Classicnl
- Netherlands;
- Frequencies: Cable, DAB+ and Internet

Programming
- Format: Classical music

Ownership
- Owner: Bakker Oosterbeek Beheer BV

History
- First air date: 1994
- Former call signs: Classic FM (1994–2019)

Links
- Webcast: Web Stream Playlist
- Website: Classic.nl

= Classicnl =

Classicnl (formerly known as Classic FM) is a classical music radio station in the Netherlands, which at one time broadcast on FM, but is now available nationally on DAB+, cable and internationally on the Internet. The station is owned by the Bakker Oosterbeek Beheer BV which acquired the station from Telegraaf Media Groep which owned the radio station from 2006 until November 2017. The radio station was known as Classic FM from 1994 until October 1st, 2019. Between 1994 and 1997, the format was almost identical to the Classic FM (UK) station, including the jingles, but it featured Dutch presentation . It currently transmits classical music 24 hours a day with no presenters.

==History==
At the end of January 1994, there was a reallocation of FM terrestrial frequencies. As part of this process, there was exactly one frequency package planned for jazz and classical music. The preference of the ministry of welfare, public health and culture (Ministerie van Welzijn, Volksgezondheid en Cultuur) was to allocate this package to EuroJazz (later called Jazz Radio), but this station was not able to pay for the package. As Classic FM from the UK also bid on the frequency package, after negotiations with the ministry, the package was sold to this station on the condition that 40% of broadcast time would be jazz. As a result, on April 30, 1994, the Dutch station Classic FM was founded and broadcasts commenced.

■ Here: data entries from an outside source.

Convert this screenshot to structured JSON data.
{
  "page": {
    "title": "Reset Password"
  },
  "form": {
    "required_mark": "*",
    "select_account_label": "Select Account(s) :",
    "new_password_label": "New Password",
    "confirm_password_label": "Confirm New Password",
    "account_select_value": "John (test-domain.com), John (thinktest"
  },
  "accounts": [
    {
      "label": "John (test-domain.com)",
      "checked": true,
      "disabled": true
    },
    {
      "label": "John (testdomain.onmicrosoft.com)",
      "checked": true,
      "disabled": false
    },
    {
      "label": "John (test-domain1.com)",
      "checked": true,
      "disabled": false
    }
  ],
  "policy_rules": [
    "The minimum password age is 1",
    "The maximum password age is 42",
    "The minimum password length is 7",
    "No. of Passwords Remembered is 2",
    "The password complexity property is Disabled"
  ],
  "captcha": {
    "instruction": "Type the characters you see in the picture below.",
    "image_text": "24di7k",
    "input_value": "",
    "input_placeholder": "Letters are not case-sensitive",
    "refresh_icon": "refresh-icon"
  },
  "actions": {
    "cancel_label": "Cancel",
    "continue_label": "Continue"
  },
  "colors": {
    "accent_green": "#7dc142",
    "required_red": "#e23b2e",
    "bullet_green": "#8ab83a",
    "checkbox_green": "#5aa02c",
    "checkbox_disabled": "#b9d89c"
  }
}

In 1997, following a complaint from Sky Radio and Radio 538, the court lifted the broadcast obligation for jazz music on this frequency. Shortly after this verdict, Sky Radio bought the station and since then only light classical music can be heard on Classic FM, which resulted in a significant rise in listening numbers. On April 1, 2000, the ailing competitor Concertradio was incorporated into Classic FM, making Classic FM the only classical, private radio station in the Netherlands.

During the next frequency redistribution in 2003, Classic FM did not obtain the frequency package for classical music, because the parent company Sky Radio Group already owned the maximum of two radio stations (Sky Radio and Radio Veronica). The slot for classical music was left unassigned, to be picked up later that year by Arrow 90.7 FM (later known as SubLime FM). As a consequence, Classicnl could only be received through cable, satellite, DAB+, and internet.

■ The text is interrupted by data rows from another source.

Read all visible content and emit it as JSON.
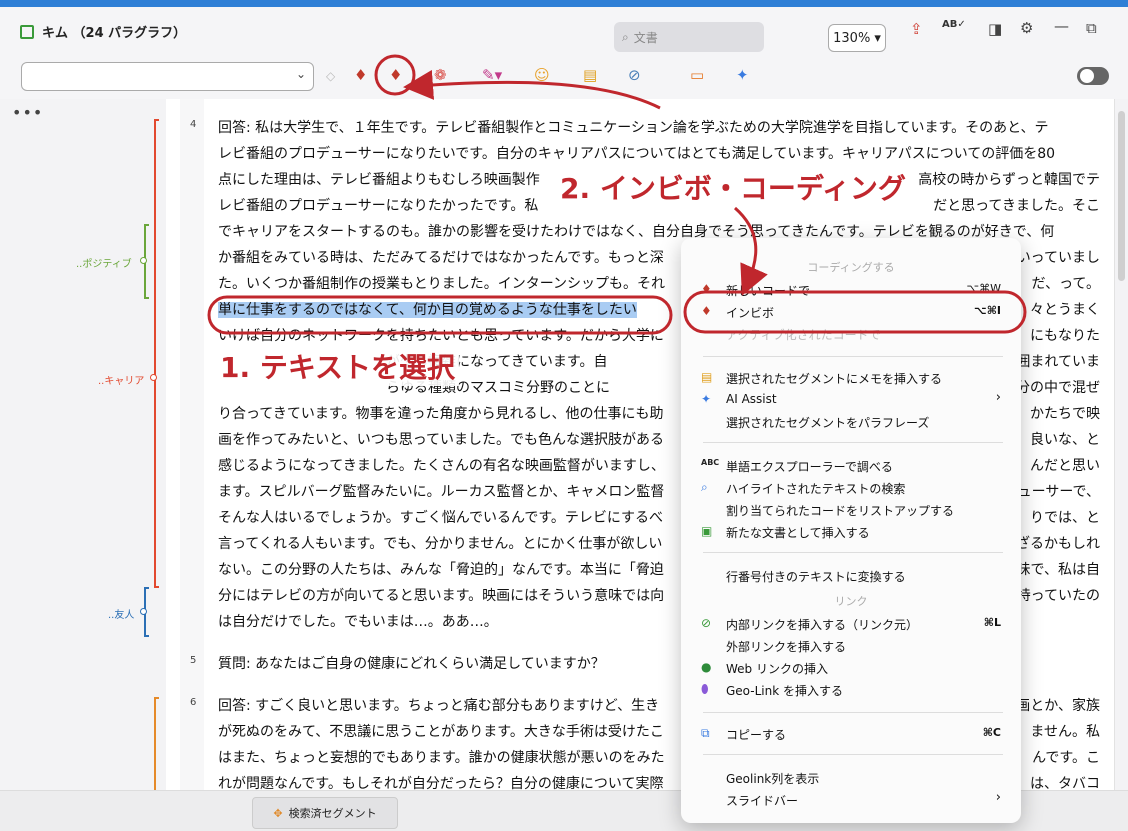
{
  "window": {
    "title": "キム （24 パラグラフ）"
  },
  "search": {
    "placeholder": "文書"
  },
  "zoom": {
    "value": "130%"
  },
  "colors": {
    "accent": "#2f7fd6",
    "highlight": "#a9ccf3",
    "callout": "#c0272d"
  },
  "codes": [
    {
      "label": "..ポジティブ",
      "color": "#6aa63a"
    },
    {
      "label": "..キャリア",
      "color": "#e2492f"
    },
    {
      "label": "..友人",
      "color": "#2b6fb5"
    }
  ],
  "paragraphs": [
    {
      "num": "4",
      "lines": [
        "回答: 私は大学生で、１年生です。テレビ番組製作とコミュニケーション論を学ぶための大学院進学を目指しています。そのあと、テ",
        "レビ番組のプロデューサーになりたいです。自分のキャリアパスについてはとても満足しています。キャリアパスについての評価を80",
        "点にした理由は、テレビ番組よりもむしろ映画製作",
        "レビ番組のプロデューサーになりたかったです。私",
        "でキャリアをスタートするのも。誰かの影響を受けたわけではなく、自分自身でそう思ってきたんです。テレビを観るのが好きで、何",
        "か番組をみている時は、ただみてるだけではなかったんです。もっと深",
        "た。いくつか番組制作の授業もとりました。インターンシップも。それ",
        "",
        "いけば自分のネットワークを持ちたいとも思っています。だから大学に",
        "　　　　　　　　　　　　が少し複雑になってきています。自",
        "　　　　　　　　　　　　らゆる種類のマスコミ分野のことに",
        "り合ってきています。物事を違った角度から見れるし、他の仕事にも助",
        "画を作ってみたいと、いつも思っていました。でも色んな選択肢がある",
        "感じるようになってきました。たくさんの有名な映画監督がいますし、",
        "ます。スピルバーグ監督みたいに。ルーカス監督とか、キャメロン監督",
        "そんな人はいるでしょうか。すごく悩んでいるんです。テレビにするべ",
        "言ってくれる人もいます。でも、分かりません。とにかく仕事が欲しい",
        "ない。この分野の人たちは、みんな「脅迫的」なんです。本当に「脅迫",
        "分にはテレビの方が向いてると思います。映画にはそういう意味では向",
        "は自分だけでした。でもいまは…。ああ…。"
      ],
      "selected": "単に仕事をするのではなくて、何か目の覚めるような仕事をしたい",
      "right_fragments": [
        "高校の時からずっと韓国でテ",
        "だと思ってきました。そこ",
        "いっていまし",
        "だ、って。",
        "々とうまく",
        "にもなりた",
        "囲まれていま",
        "分の中で混ぜ",
        "かたちで映",
        "良いな、と",
        "んだと思い",
        "ューサーで、",
        "りでは、と",
        "ざるかもしれ",
        "味で、私は自",
        "持っていたの"
      ]
    },
    {
      "num": "5",
      "lines": [
        "質問: あなたはご自身の健康にどれくらい満足していますか？"
      ]
    },
    {
      "num": "6",
      "lines": [
        "回答: すごく良いと思います。ちょっと痛む部分もありますけど、生き",
        "が死ぬのをみて、不思議に思うことがあります。大きな手術は受けたこ",
        "はまた、ちょっと妄想的でもあります。誰かの健康状態が悪いのをみた",
        "れが問題なんです。もしそれが自分だったら？自分の健康について実際"
      ],
      "right_fragments": [
        "画とか、家族",
        "ません。私",
        "んです。こ",
        "は、タバコ"
      ]
    }
  ],
  "callouts": {
    "step1": "1. テキストを選択",
    "step2": "2. インビボ・コーディング"
  },
  "context_menu": {
    "header_coding": "コーディングする",
    "new_code": "新しいコードで",
    "new_code_shortcut": "⌥⌘W",
    "invivo": "インビボ",
    "invivo_shortcut": "⌥⌘I",
    "active_code": "アクティブ化されたコードで",
    "insert_memo": "選択されたセグメントにメモを挿入する",
    "ai_assist": "AI Assist",
    "paraphrase": "選択されたセグメントをパラフレーズ",
    "word_explorer": "単語エクスプローラーで調べる",
    "search_highlighted": "ハイライトされたテキストの検索",
    "list_codes": "割り当てられたコードをリストアップする",
    "insert_as_doc": "新たな文書として挿入する",
    "convert_numbered": "行番号付きのテキストに変換する",
    "header_link": "リンク",
    "internal_link": "内部リンクを挿入する（リンク元）",
    "internal_link_shortcut": "⌘L",
    "external_link": "外部リンクを挿入する",
    "web_link": "Web リンクの挿入",
    "geo_link": "Geo-Link を挿入する",
    "copy": "コピーする",
    "copy_shortcut": "⌘C",
    "geolink_col": "Geolink列を表示",
    "slidebar": "スライドバー"
  },
  "bottom_bar": {
    "retrieved_segments": "検索済セグメント"
  }
}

Nevertheless, in 2009, Classic FM celebrated a fifteenth anniversary special broadcasts, a CD release and a sold-out concert in the Concertgebouw, Amsterdam. In 2013, there were significant changes that led to an increased importance of the spoken word, following a collaboration with De Telegraaf, which edited morning shows and provided special features in the evenings. These features included travel programs, discussions of movies with Bart van Leeuwen, which later developed into a daily show with Michael Pilarczyk.

In November 2017, investor Ids Bakker of Bakker Oosterbeek Beheer acquired the station from Telegraaf Media Group and decided to discontinue broadcasting on the DAB+ frequency, because it was barely used. Bakker Oosterbeek Beheer also owns labels for classical and jazz music under the name Challenge Records and operates classical streaming services under the name MeloMe.

Between July and August 2018, Classic FM had a radio market share of 1.3% (the state financed classical music radio station Radio 4 had 2.1%).

In October 2019, Bakker Oosterbeek Beheer decided to terminate the 1994 license agreement with the owners of Classic FM (UK) - British Global Media & Entertainment - and to rename the station to Classicnl, because it had not used an FM frequency since 2003. Both agreed that the Classic FM brand cannot be used in the Netherlands in the coming years.

The station was commissioned to attract a younger audience by playing shorter pieces of classical music during the day and complete classical works at night. In addition to cable TV and Internet, the station returned to DAB+.